Artificial Intelligence

So Orbit has been going quite well although it is taking some time. Just for a change of scene, I've now seen one-too-many posts on LinkedIn along the lines of "is AI going to destroy us".

Artificial Intelligence
Photo by Joshua Hoehne / Unsplash

So Orbit has been going quite well although it is taking some time. Just for a change of scene, I've now seen one-too-many posts on LinkedIn along the lines of "is AI going to destroy us".

I think there may be a discrepancy between what people think of as "AI" as opposed to "ML" vs what we're seeing at the moment from the likes of ChatGPT. I saw an interview recently with an "AI programmer" who was pressed with "so what can we actually use it for today". His response was "well, any kind of research so long has the answer doesn't 'have' to be correct".

I'm struggling to see (especially after trying it out) how something that is after all described as a "large language model" is being equated to "an artificial intelligence that could wipe us out".

What the likes of LLM's are not (IMHO);

  • Skynet, a Terminator or anything from a Terminator films
  • Bishop from the Aliens Films
  • HAL from 2001
  • KIT from Knight Rider

What we may have is something more like;

  • WOPR from "War Games"

Now if anyone is stupid enough to give nuclear launch codes and a big red button to ANY of the above, and you insist on calling said option an "AI", they yes, I would agree that AI could wipe us out. If however this is the benchmark, it seems just as likely that humanity could be wiped out by a hungry toddler (!)

It's quite possible that the general public view AI through the lens of what we see on the big screen (I know I do) and when tech firms come out and refer to LLM's as AI, or when engineers come out and say "I think it's self-aware", it seems possible that they may be inadvertently pushing a misconception.
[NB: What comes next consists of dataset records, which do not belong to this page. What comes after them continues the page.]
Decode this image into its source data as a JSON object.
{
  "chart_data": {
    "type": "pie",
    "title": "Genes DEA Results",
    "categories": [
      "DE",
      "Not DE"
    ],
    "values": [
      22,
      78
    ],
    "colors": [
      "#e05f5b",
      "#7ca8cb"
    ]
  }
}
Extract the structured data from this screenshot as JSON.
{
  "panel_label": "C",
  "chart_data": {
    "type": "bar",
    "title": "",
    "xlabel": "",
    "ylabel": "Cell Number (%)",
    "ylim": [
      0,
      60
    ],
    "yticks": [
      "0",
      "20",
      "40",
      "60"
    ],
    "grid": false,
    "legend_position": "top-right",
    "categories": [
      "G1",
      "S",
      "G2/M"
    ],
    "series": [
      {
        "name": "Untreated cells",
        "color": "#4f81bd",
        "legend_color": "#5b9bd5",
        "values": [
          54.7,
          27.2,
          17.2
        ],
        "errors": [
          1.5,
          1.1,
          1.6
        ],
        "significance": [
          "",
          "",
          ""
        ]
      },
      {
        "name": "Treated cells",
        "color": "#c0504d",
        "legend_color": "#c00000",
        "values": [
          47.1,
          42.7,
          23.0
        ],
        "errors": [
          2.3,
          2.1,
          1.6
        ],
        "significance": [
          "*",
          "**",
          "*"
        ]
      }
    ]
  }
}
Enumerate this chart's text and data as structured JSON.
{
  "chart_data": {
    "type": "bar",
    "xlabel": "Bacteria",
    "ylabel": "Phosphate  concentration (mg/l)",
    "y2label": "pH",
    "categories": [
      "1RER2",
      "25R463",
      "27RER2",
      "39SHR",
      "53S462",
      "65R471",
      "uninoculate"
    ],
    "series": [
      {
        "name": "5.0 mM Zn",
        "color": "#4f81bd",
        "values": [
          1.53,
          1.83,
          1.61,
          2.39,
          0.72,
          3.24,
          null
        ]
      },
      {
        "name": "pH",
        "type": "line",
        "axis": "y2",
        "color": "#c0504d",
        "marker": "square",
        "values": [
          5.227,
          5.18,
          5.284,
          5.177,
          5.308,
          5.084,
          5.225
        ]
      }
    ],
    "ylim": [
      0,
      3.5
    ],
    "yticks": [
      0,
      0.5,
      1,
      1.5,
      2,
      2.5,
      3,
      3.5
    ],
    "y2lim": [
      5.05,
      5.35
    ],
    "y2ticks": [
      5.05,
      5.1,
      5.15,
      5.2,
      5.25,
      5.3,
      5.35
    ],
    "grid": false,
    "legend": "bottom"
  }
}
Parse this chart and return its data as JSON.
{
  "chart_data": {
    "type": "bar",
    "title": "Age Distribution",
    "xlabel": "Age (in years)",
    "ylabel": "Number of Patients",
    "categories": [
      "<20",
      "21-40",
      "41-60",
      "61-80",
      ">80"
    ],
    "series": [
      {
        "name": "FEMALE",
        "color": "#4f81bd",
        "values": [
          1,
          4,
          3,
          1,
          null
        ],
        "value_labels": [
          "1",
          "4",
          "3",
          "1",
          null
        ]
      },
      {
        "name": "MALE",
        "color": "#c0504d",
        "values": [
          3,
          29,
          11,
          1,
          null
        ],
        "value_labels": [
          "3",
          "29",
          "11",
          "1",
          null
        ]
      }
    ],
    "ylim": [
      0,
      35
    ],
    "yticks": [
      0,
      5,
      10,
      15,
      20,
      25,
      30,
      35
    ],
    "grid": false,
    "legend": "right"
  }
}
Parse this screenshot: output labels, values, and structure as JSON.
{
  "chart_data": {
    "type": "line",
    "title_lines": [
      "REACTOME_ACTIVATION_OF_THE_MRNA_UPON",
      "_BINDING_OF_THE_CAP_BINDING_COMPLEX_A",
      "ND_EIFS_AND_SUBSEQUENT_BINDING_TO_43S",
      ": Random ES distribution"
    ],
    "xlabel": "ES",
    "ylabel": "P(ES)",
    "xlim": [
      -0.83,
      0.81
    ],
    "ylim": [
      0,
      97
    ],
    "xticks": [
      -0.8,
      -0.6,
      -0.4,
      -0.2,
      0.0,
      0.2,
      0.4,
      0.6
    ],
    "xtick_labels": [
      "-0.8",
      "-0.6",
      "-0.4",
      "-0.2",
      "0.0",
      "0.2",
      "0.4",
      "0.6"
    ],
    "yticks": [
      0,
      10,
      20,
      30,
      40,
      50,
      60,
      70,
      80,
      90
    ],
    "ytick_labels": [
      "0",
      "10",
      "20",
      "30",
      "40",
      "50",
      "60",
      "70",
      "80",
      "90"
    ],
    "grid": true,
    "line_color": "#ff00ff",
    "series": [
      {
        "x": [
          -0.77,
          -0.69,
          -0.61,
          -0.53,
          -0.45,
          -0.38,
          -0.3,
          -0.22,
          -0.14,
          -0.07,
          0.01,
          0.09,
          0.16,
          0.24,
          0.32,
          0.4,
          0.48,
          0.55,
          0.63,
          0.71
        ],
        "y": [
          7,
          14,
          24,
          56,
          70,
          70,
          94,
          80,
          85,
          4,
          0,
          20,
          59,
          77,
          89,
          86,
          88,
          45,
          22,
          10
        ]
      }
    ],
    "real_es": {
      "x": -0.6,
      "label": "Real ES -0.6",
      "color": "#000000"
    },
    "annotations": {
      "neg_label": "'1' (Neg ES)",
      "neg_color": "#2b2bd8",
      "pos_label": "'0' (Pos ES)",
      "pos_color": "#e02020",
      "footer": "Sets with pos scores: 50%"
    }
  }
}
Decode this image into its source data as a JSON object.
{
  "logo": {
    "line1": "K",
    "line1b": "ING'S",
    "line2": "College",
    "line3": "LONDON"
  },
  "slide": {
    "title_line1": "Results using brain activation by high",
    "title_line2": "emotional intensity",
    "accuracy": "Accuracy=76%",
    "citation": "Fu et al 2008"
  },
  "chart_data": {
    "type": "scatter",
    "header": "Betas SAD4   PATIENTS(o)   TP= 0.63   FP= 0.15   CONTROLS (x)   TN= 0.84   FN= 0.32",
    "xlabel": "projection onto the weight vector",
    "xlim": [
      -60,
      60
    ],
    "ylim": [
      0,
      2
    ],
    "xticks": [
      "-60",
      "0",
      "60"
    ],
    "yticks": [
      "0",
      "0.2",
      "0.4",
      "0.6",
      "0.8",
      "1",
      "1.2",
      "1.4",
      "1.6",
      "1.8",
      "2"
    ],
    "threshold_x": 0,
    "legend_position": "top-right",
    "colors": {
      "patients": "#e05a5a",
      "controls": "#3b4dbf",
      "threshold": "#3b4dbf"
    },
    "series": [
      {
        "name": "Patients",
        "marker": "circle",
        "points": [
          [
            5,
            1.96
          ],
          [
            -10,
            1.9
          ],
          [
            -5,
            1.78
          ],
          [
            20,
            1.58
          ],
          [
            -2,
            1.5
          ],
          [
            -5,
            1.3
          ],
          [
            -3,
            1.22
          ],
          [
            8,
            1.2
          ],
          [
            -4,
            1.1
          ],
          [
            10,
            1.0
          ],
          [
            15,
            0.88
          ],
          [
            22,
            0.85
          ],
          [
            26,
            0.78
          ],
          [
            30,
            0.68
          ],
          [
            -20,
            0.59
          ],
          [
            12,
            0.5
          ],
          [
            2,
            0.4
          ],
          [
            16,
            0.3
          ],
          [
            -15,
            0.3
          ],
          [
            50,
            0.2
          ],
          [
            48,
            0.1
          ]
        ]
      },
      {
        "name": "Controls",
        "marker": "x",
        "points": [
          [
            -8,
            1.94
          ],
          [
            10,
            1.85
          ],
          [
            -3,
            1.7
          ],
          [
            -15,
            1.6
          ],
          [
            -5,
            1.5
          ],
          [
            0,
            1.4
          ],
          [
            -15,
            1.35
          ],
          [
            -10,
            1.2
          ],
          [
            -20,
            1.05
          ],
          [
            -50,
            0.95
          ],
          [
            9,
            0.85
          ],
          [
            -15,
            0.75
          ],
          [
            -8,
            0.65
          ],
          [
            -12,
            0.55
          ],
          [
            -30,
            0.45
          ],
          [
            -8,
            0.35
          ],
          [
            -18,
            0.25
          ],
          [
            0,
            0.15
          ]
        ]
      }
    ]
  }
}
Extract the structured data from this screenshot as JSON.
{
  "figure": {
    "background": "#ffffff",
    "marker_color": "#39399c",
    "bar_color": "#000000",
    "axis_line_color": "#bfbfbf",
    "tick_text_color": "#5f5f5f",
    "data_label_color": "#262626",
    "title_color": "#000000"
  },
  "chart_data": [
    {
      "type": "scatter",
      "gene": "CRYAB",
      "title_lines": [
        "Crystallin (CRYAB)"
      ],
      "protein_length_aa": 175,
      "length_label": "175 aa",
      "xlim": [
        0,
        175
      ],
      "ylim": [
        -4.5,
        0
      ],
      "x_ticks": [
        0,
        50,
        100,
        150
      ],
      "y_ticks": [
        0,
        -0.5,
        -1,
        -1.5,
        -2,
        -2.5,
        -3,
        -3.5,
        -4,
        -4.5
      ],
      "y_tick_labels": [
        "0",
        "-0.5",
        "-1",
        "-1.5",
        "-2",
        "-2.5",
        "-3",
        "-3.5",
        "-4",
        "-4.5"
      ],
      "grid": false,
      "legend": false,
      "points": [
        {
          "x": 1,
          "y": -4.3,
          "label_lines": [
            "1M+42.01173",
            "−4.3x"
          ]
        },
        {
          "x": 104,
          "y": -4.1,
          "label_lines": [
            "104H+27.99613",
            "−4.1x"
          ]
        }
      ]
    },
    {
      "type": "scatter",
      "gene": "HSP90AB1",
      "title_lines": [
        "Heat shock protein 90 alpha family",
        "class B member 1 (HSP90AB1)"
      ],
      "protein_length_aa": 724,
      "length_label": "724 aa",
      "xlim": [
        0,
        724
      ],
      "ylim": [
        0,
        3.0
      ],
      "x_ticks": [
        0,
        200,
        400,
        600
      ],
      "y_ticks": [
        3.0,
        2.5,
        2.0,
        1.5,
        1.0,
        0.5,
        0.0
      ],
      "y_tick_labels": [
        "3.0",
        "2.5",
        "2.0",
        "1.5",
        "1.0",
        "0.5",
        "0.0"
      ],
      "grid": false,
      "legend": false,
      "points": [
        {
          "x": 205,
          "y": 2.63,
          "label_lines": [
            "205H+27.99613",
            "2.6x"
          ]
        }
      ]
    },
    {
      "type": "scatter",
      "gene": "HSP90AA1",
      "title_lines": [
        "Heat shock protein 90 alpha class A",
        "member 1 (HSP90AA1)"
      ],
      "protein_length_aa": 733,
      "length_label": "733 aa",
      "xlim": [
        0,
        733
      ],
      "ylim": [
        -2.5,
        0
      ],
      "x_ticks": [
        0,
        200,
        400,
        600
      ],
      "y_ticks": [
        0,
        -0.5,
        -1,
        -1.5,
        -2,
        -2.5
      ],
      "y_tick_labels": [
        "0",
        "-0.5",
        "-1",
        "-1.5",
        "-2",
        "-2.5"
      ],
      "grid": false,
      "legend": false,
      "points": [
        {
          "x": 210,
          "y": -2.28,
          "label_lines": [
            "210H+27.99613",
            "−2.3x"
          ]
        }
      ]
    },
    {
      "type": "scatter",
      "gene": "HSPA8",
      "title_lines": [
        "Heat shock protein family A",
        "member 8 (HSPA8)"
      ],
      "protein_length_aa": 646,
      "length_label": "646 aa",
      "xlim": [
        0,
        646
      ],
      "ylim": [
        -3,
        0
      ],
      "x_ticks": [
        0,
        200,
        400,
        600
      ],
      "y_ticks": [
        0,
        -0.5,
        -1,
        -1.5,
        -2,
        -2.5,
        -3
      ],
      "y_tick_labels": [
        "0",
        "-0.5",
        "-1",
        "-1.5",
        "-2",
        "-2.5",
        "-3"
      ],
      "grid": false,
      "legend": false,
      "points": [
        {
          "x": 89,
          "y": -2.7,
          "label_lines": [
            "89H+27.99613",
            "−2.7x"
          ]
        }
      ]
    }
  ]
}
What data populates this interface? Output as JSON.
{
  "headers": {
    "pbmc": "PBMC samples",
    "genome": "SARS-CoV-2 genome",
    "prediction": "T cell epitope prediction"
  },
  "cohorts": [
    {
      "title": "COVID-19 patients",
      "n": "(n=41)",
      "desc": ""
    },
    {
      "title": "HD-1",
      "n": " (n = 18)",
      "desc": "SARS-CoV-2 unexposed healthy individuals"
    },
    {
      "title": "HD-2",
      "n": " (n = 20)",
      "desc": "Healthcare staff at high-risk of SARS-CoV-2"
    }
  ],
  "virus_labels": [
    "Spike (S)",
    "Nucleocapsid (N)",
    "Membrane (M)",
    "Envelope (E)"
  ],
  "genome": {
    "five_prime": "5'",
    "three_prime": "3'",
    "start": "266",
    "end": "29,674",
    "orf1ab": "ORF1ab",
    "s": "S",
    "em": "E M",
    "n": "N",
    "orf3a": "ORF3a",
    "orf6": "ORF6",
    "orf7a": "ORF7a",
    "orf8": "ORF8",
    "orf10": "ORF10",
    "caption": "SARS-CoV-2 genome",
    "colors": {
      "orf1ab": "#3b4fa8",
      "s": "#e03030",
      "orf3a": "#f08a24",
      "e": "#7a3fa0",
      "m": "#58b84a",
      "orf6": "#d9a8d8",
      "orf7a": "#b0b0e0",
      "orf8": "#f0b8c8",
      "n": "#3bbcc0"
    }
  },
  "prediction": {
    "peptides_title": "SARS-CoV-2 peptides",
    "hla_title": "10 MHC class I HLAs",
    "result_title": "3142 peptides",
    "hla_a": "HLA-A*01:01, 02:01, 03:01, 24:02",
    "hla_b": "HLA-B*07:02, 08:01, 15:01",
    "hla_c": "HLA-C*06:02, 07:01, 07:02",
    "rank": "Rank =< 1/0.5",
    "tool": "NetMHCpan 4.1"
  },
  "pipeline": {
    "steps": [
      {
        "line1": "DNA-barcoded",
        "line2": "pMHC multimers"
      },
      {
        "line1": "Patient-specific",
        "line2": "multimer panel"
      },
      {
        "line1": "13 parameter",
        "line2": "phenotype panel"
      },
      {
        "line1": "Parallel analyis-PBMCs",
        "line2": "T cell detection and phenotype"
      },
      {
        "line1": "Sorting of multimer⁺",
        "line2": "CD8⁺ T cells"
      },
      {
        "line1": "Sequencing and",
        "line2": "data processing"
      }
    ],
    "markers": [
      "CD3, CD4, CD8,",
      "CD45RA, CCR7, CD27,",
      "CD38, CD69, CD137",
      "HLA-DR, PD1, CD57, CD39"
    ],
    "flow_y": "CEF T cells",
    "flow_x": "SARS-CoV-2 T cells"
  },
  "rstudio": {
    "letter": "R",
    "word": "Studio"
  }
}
When the same people come out and say "we need regulation", again there is a tendency think "Oh, this must be to stop them from developing something that could destroy us". However, the regulation that's coming down the tracks (at speed) is regulation on how data is captured, what data is allowed to be used by language models, how breaches of copyright will play and how to make LLM's comply with current laws within the context of things like "the right to forget". I'm not sure anybody is tabling a regulation along the lines of "nobody is allowed to generate an AI that will destroy us".

For example it doesn't seem like LLM's have the ability to "unlearn" anything any more than humans do. So once you've told it (for example) how to generate Windows license keys, there is potentially an issue. I guess not a dissimilar issue to the publication of 3D print schematics for projectile weapons.

Is ChatGPT is handing out free Windows license keys? No. But, yes. But, no.
Chat GPT: The P doesn’t stand for piracy

Then there was the story about the staff who thought it would be a good idea to use an LLM to convert meeting notes into a presentation ...

Samsung to ban staff from using ChatGPT after ‘code leak’
Others also blocked as company works on its own generative AI tech

And then there are "hallucinations", this appears to be the technical term used to refer to an LLM giving the wrong answer. Then doubling down on it's error by generating fictitious references to real authors and real publications in order to support it's, well, I want to call it a lie, but as above, hallucination. For example;

New York lawyers sanctioned for using fake ChatGPT cases in legal brief
A U.S. judge on Thursday imposed sanctions on two New York lawyers who submitted a legal brief that included six fictitious case citations generated by an artificial intelligence chatbot, ChatGPT.

I've only spent a few hours with ChatGPT, and while interesting, towards the end of my research it hallucinated generating fictitious references to particle physics papers. It quoted real authors and journals but none of the references were actually real and none of the URL's linked to valid pages.

When I asked it "these are not real, why did you lie to me?" is answered;

"I can't lie, I'm just a Large Language Model .... ".

I resisted the temptation to add "Dave". Please don't circle back and draw a comparison to "I'm sorry Dave, I'm afraid I can't do that" - it's really not the same! (it just feels like it)

Don't believe me, do check out the user-level technical videos on how Large Language Models work. My understanding is that once you boil it down, LLM's essentially produce a "best guess" approach to generating the next word it comes out with. This is how it hallucinates, the references it generates are it's best guess based on it's previous answers and the assumption that it was right. i.e. if it's previous answer(s) was/were right, those references would probably have existed!

In essence it does have a lot of value, but it's just a tool!
(and some users would might agree with the double entendre)

Just to finish off, a computing legend recently said (and I paraphrase);

Show AI 80,000 pictures of dogs and it can recognize a dog faster than any human. My pre-school granddaughter sees a dog and regognises a dog, the difference being , she knows what a dog "is".